Tuesday, January 28, 2014

Communist Folk Singer Pete Seeger Dies at 94

A long obituary at the New York Times, "Pete Seeger, Songwriter and Champion of Folk Music, Dies at 94." This passage is telling:
In 1955 he was subpoenaed by the House Un-American Activities Committee, where he testified, “I feel that in my whole life I have never done anything of any conspiratorial nature.” He also stated: “I am not going to answer any questions as to my association, my philosophical or religious beliefs or my political beliefs, or how I voted in any election, or any of these private affairs. I think these are very improper questions for any American to be asked, especially under such compulsion as this.”

Mr. Seeger offered to sing the songs mentioned by the congressmen who questioned him. The committee declined.
Althouse likes that as well, "'I am not going to answer any questions as to my association, my philosophical or religious beliefs or my political beliefs, or how I voted in any election, or any of these private affairs'." (Via Memeorandum.)

Here's Seeger's entry at Discover the Networks:
In 1945 Seeger became the national director of People's Songs, Inc, an organization designed to “create, promote and distribute songs of labor and the American People.” Within a few years, the California Senate Fact-finding Committee reported that:
"People's Songs is a vital Communist front … one which has spawned a horde of lesser fronts in the fields of music, stage entertainment, choral singing, folk dancing, recording, radio transcriptions and similar fields. It especially is important to Communist proselytizing and propaganda work because of its emphasis on appeal to youth, and because of its organization and technique to provide entertainment for organizations and groups as a smooth opening wedge for Marxist-Leninist-Stalinist propaganda."
Seeger parted ways with the Communist Party in 1950 and eventually renounced strict Stalinism, in favor of socialism and pro-labor activism. "I realized," says Seeger, "I could sing the same songs I sang whether I belonged to the Communist Party or not, and I never liked the idea anyway of belonging to a secret organization."

In 1955 Seeger was subpoenaed by the House Un-American Activities Committee, whose questions about his past Communist ties he answered evasively or not at all. The following year Seeger was indicted for contempt of Congress. In 1961 he was found guilty of that charge and was sentenced to ten years in prison, though in 1962 his conviction was overturned on a technicality.

In the 1960s Seeger was deeply involved in the civil rights movement and its hallmark demonstrations. His musical interpretation of an old spiritual, which he called We Shall Overcome, became a signature song of the movement.
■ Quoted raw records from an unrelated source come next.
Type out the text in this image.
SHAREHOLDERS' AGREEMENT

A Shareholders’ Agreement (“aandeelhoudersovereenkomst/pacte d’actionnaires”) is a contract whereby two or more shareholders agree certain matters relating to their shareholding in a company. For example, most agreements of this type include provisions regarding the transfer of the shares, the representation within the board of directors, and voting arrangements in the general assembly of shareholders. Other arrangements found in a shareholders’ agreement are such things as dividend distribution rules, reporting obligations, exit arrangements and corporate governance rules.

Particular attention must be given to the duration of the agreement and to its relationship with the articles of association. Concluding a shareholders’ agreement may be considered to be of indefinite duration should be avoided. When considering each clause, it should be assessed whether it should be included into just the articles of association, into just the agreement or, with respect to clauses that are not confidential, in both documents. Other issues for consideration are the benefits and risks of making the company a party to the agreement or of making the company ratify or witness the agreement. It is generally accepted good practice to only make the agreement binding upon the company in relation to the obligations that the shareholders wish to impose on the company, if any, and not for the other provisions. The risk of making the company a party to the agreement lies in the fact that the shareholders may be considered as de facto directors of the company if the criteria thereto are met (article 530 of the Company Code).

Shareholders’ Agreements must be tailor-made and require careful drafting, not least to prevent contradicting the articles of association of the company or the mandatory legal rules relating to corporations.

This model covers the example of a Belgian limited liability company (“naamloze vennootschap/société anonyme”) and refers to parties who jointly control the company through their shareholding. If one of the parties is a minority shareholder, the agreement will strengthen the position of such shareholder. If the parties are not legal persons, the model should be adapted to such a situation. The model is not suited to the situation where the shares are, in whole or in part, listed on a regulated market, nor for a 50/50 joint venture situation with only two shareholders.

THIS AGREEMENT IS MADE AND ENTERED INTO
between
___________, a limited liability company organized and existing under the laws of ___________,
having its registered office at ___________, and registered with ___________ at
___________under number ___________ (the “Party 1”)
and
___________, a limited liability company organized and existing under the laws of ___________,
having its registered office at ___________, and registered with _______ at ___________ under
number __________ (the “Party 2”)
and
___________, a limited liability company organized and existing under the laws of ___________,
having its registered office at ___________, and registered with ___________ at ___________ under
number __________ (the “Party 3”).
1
The song was played at the founding meeting of the Student Nonviolent Coordinating Committee (SNCC) in 1960. In subsequent years, Seeger would perform benefit concerts on SNCC's behalf.

Historian Ronald Radosh writes: "Throughout the 1950’s and 1960’s, Seeger called for peace, peaceful co-existence between the United States and the Soviet Union, singing songs like Put My Name Down, Brother, Where Do I Sign? -- a ballad in favor of the Soviet Union’s phony international peace petition that favored unilateral disarmament by the West while leaving the Soviet atomic stockpile intact. He would sing and give his support to peace rallies and marches covertly sponsored by the Soviet Union and its Western front groups and dupes -- while leaving his political criticism only for the United States and its defensive actions during the Cold War."

Seeger was an opponent of America's involvement in the Vietnam War. He similarly opposed the U.S. military campaigns and weapons buildup during the Reagan years of the Cold War. He supported the Nuclear Freeze Movement of the 1980s -- a Soviet-sponsored initiative that would have frozen Soviet nuclear and military superiority in place and would have rendered Reagan unable to close that gap to any appreciable degree. Seeger has used his status as a folk icon to lend support to a number of leftwing causes and initiatives.
I don't see it yet, but I expect far-left historian Erik Loomis to post a glowing obituary at some point, at Lawyers, Gays and Marxists. (See Robert Stacy McCain for Loomis' background, "He’s a Lumberjack, and He’s OK: The Wobbly Scholarship of Erik Loomis, Ph.D.")

Expect updates. It's going to be interesting to see the leftist bloggers salivate over Seeger's anti-American legacy.